Doubt me? Just look at the witness list. Former Secretaries of State Henry Kissinger, George Shultz and Madeleine Albright, former national security advisors Zbigniew Brzezinski and Brent Scowcroft, and a few former senior military officers (whose job doesn’t include developing strategies, only carrying out their military dimensions). More important, read through their various statements.
I’m not saying that none of these figures has anything useful to contribute to the debate. Certainly their experiences and views are all worth considering.
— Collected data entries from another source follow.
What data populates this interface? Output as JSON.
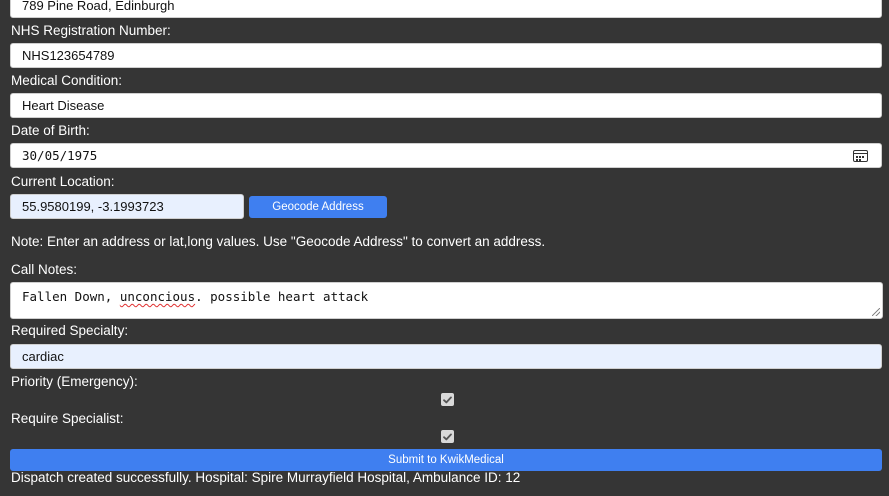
{
  "form": {
    "address_value": "789 Pine Road, Edinburgh",
    "nhs_label": "NHS Registration Number:",
    "nhs_value": "NHS123654789",
    "condition_label": "Medical Condition:",
    "condition_value": "Heart Disease",
    "dob_label": "Date of Birth:",
    "dob_value": "30/05/1975",
    "location_label": "Current Location:",
    "location_value": "55.9580199, -3.1993723",
    "geocode_button": "Geocode Address",
    "note_text": "Note: Enter an address or lat,long values. Use \"Geocode Address\" to convert an address.",
    "call_notes_label": "Call Notes:",
    "call_notes_before": "Fallen Down, ",
    "call_notes_misspelled": "unconcious",
    "call_notes_after": ". possible heart attack",
    "specialty_label": "Required Specialty:",
    "specialty_value": "cardiac",
    "priority_label": "Priority (Emergency):",
    "priority_checked": true,
    "specialist_label": "Require Specialist:",
    "specialist_checked": true,
    "submit_button": "Submit to KwikMedical",
    "status_message": "Dispatch created successfully. Hospital: Spire Murrayfield Hospital, Ambulance ID: 12"
  },
  "icons": {
    "date_picker": "calendar-icon",
    "checkmark": "check-icon"
  },
  "colors": {
    "background": "#353535",
    "button": "#3f7ff0",
    "autofill": "#e8f0fe"
  }
}
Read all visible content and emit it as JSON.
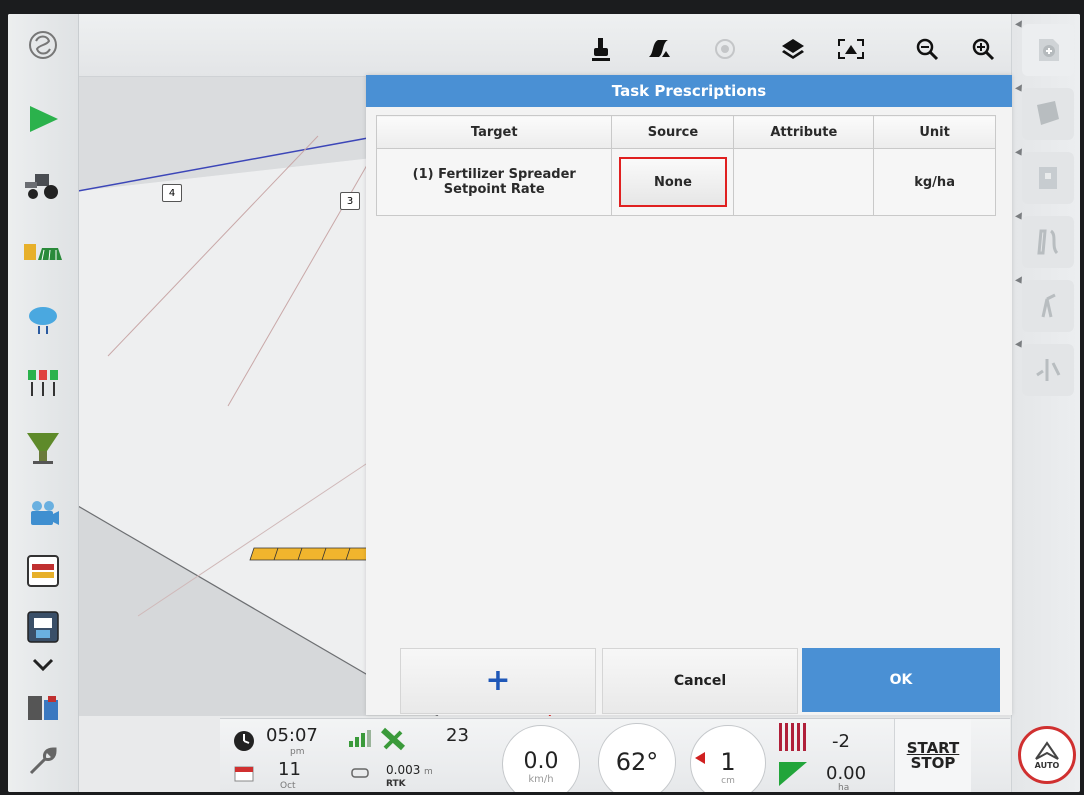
{
  "dialog": {
    "title": "Task Prescriptions",
    "columns": [
      "Target",
      "Source",
      "Attribute",
      "Unit"
    ],
    "rows": [
      {
        "target_line1": "(1) Fertilizer Spreader",
        "target_line2": "Setpoint Rate",
        "source": "None",
        "attribute": "",
        "unit": "kg/ha"
      }
    ],
    "buttons": {
      "add": "+",
      "cancel": "Cancel",
      "ok": "OK"
    }
  },
  "map": {
    "marker_left": "4",
    "marker_right": "3"
  },
  "status": {
    "time": "05:07",
    "time_suffix": "pm",
    "date_day": "11",
    "date_month": "Oct",
    "satellites": "23",
    "accuracy": "0.003",
    "accuracy_unit": "m",
    "gps_mode": "RTK",
    "speed": "0.0",
    "speed_unit": "km/h",
    "heading": "62°",
    "offset": "1",
    "offset_unit": "cm",
    "section_value": "-2",
    "area": "0.00",
    "area_unit": "ha",
    "start_stop_line1": "START",
    "start_stop_line2": "STOP",
    "auto_label": "AUTO"
  },
  "colors": {
    "accent": "#4a90d4",
    "ok_button": "#4a90d4",
    "highlight": "#e02020",
    "guidance_green": "#22a53b"
  }
}
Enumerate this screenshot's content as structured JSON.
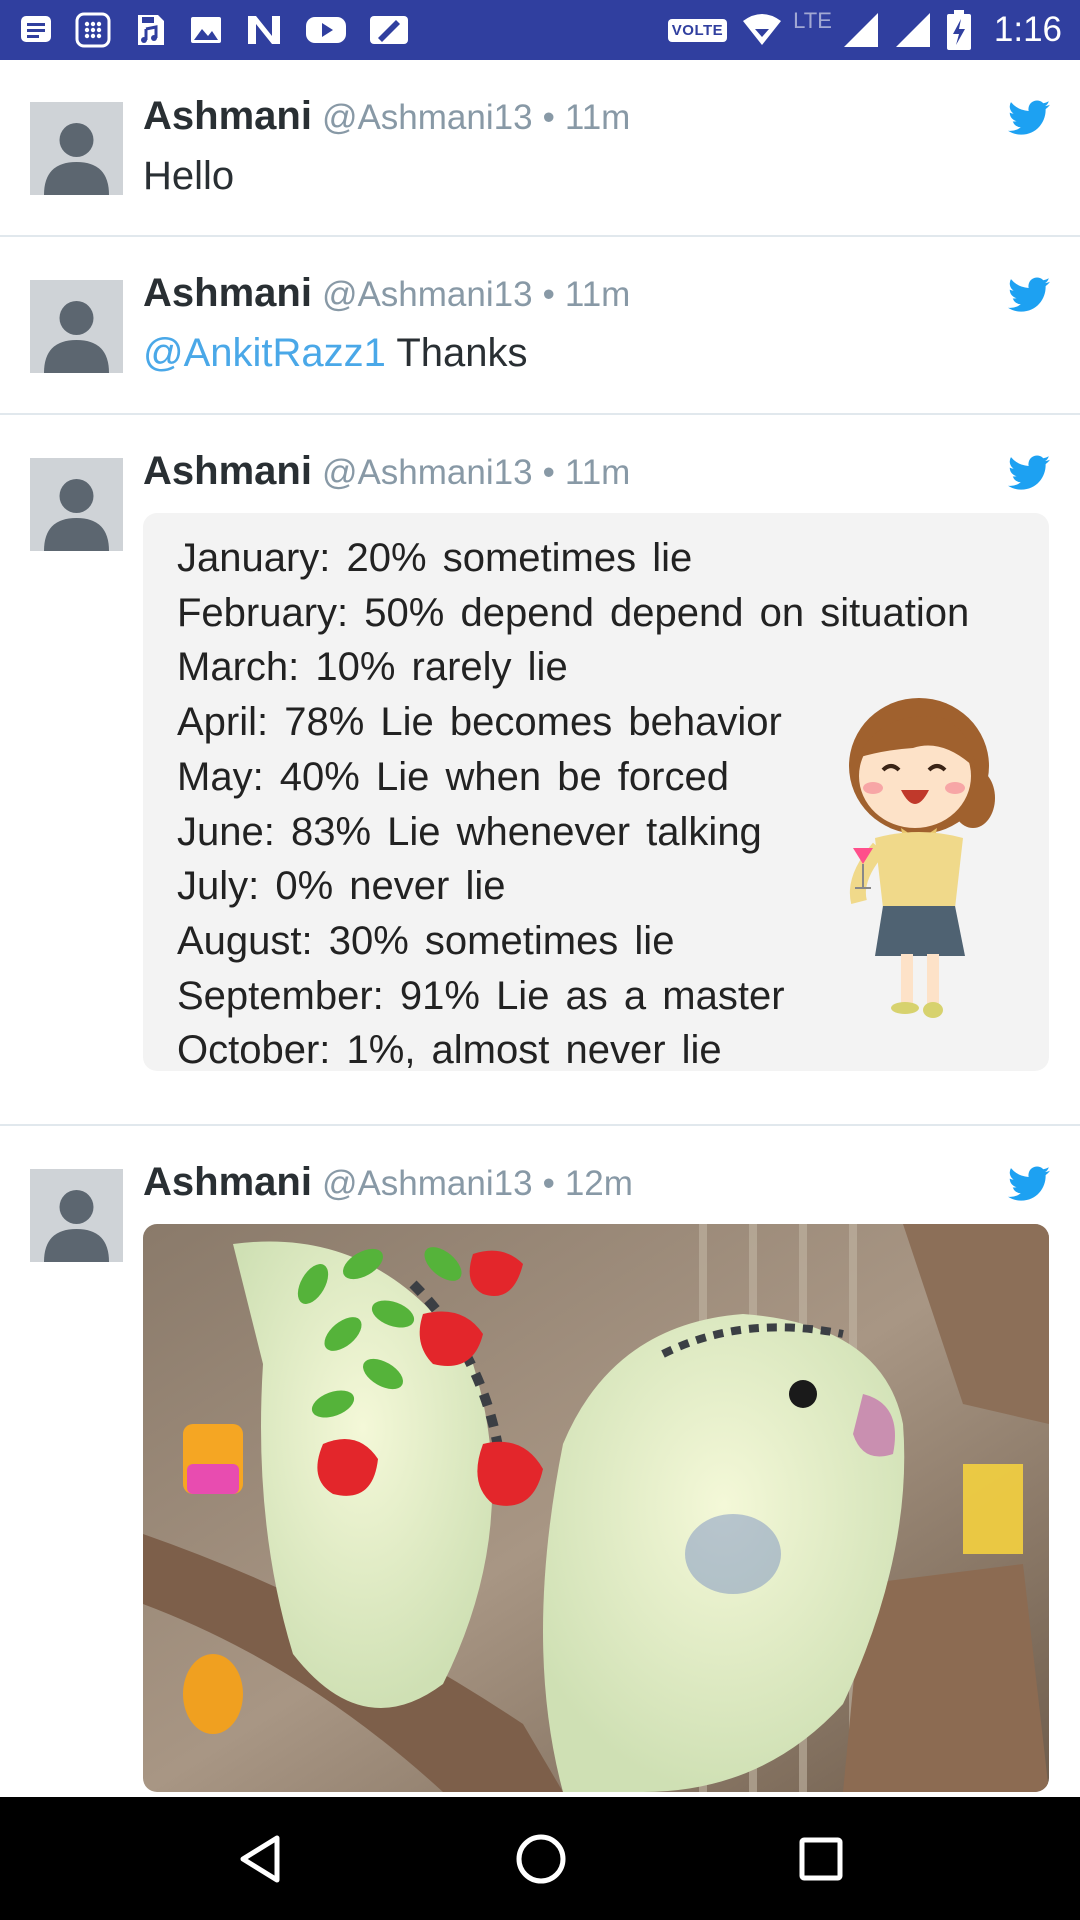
{
  "status_bar": {
    "left_icons": [
      "message-icon",
      "calendar-icon",
      "media-icon",
      "gallery-icon",
      "n-app-icon",
      "youtube-icon",
      "image-edit-icon"
    ],
    "volte": "VOLTE",
    "network": "LTE",
    "time": "1:16",
    "background": "#303f9f"
  },
  "tweets": [
    {
      "name": "Ashmani",
      "handle": "@Ashmani13",
      "separator": "•",
      "time": "11m",
      "text": "Hello"
    },
    {
      "name": "Ashmani",
      "handle": "@Ashmani13",
      "separator": "•",
      "time": "11m",
      "mention": "@AnkitRazz1",
      "text": "Thanks"
    },
    {
      "name": "Ashmani",
      "handle": "@Ashmani13",
      "separator": "•",
      "time": "11m",
      "image_lines": [
        "January: 20% sometimes lie",
        "February: 50% depend depend on situation",
        "March: 10% rarely lie",
        "April: 78% Lie becomes behavior",
        "May: 40% Lie when be forced",
        "June: 83% Lie whenever talking",
        "July: 0% never lie",
        "August: 30% sometimes lie",
        "September: 91% Lie as a master",
        "October: 1%, almost never lie"
      ]
    },
    {
      "name": "Ashmani",
      "handle": "@Ashmani13",
      "separator": "•",
      "time": "12m"
    }
  ],
  "colors": {
    "twitter_blue": "#1da1f2",
    "mention": "#4aa8e8",
    "handle_gray": "#8899a6",
    "name": "#292f33"
  },
  "nav_bar": {
    "buttons": [
      "back-icon",
      "home-icon",
      "recents-icon"
    ]
  }
}
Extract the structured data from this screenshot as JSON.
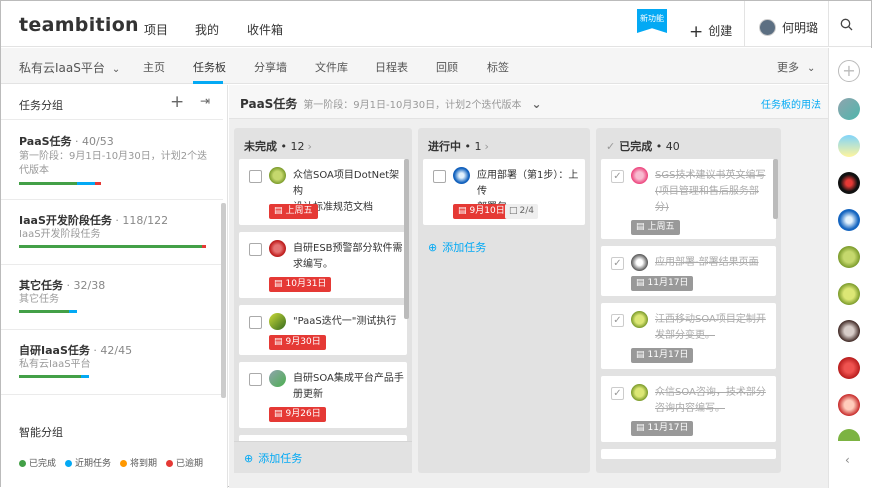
{
  "header": {
    "logo": "teambition",
    "nav": [
      "项目",
      "我的",
      "收件箱"
    ],
    "new_badge": "新功能",
    "create_label": "创建",
    "user_name": "何明璐"
  },
  "subnav": {
    "project": "私有云IaaS平台",
    "tabs": [
      "主页",
      "任务板",
      "分享墙",
      "文件库",
      "日程表",
      "回顾",
      "标签"
    ],
    "more": "更多"
  },
  "left": {
    "header": "任务分组",
    "groups": [
      {
        "name": "PaaS任务",
        "count": " · 40/53",
        "desc": "第一阶段：9月1日-10月30日，计划2个迭代版本"
      },
      {
        "name": "IaaS开发阶段任务",
        "count": " · 118/122",
        "desc": "IaaS开发阶段任务"
      },
      {
        "name": "其它任务",
        "count": " · 32/38",
        "desc": "其它任务"
      },
      {
        "name": "自研IaaS任务",
        "count": " · 42/45",
        "desc": "私有云IaaS平台"
      }
    ],
    "smart_group": "智能分组",
    "legend": [
      {
        "label": "已完成",
        "color": "#43a047"
      },
      {
        "label": "近期任务",
        "color": "#03a9f4"
      },
      {
        "label": "将到期",
        "color": "#ff9800"
      },
      {
        "label": "已逾期",
        "color": "#e53935"
      }
    ]
  },
  "board": {
    "title": "PaaS任务",
    "subtitle": "第一阶段：9月1日-10月30日，计划2个迭代版本",
    "help_link": "任务板的用法",
    "columns": [
      {
        "title": "未完成",
        "count": " • 12",
        "add": "添加任务",
        "cards": [
          {
            "l1": "众信SOA项目DotNet架构",
            "l2": "设计标准规范文档",
            "due": "上周五"
          },
          {
            "l1": "自研ESB预警部分软件需",
            "l2": "求编写。",
            "due": "10月31日"
          },
          {
            "l1": "\"PaaS迭代一\"测试执行",
            "l2": "",
            "due": "9月30日"
          },
          {
            "l1": "自研SOA集成平台产品手",
            "l2": "册更新",
            "due": "9月26日"
          }
        ]
      },
      {
        "title": "进行中",
        "count": " • 1",
        "add": "添加任务",
        "cards": [
          {
            "l1": "应用部署（第1步）：上传",
            "l2": "部署包",
            "due": "9月10日",
            "sub": "2/4"
          }
        ]
      },
      {
        "title": "已完成",
        "count": " • 40",
        "cards": [
          {
            "l1": "SGS技术建议书英文编写",
            "l2": "(项目管理和售后服务部",
            "l3": "分)",
            "due": "上周五"
          },
          {
            "l1": "应用部署-部署结果页面",
            "l2": "",
            "due": "11月17日"
          },
          {
            "l1": "江西移动SOA项目定制开",
            "l2": "发部分变更。",
            "due": "11月17日"
          },
          {
            "l1": "众信SOA咨询，技术部分",
            "l2": "咨询内容编写。",
            "due": "11月17日"
          }
        ]
      }
    ]
  },
  "colors": {
    "accent": "#03a9f4",
    "overdue": "#e53935"
  }
}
In addition, Kissinger has written some exceptionally thoughtful histories and analyses of American foreign policy. (Although he’s also indulged in much confusing and contradictory quasi-internationalism, as I recently noted here.) Shultz, for his part, engaged in an intriguing debate with then-Defense Secretary Caspar Weinberger in the 1980s about when the nation should use military force to accomplish goals. (Although, as I’ve written, the debate focused heavily on tactics, and both participants made thoroughly contradictory points about setting realistic foreign policy goals).
The point is that the merits of what might be called liberal and conservative foreign policy universalism are constantly argued in Congress and in the Mainstream Media. One set of more fundamental alternatives has been presented in my own writings over the years. Many others worth thinking about are available also. If McCain – and the rest of the foreign policy establishment – really believe that new foreign policy approaches are needed, it’s high time they paid them heed. But if the establishmentarians simply think that their own version of internationalism should be substituted for the one prevailing today, they should drop the pretense of seeking innovation.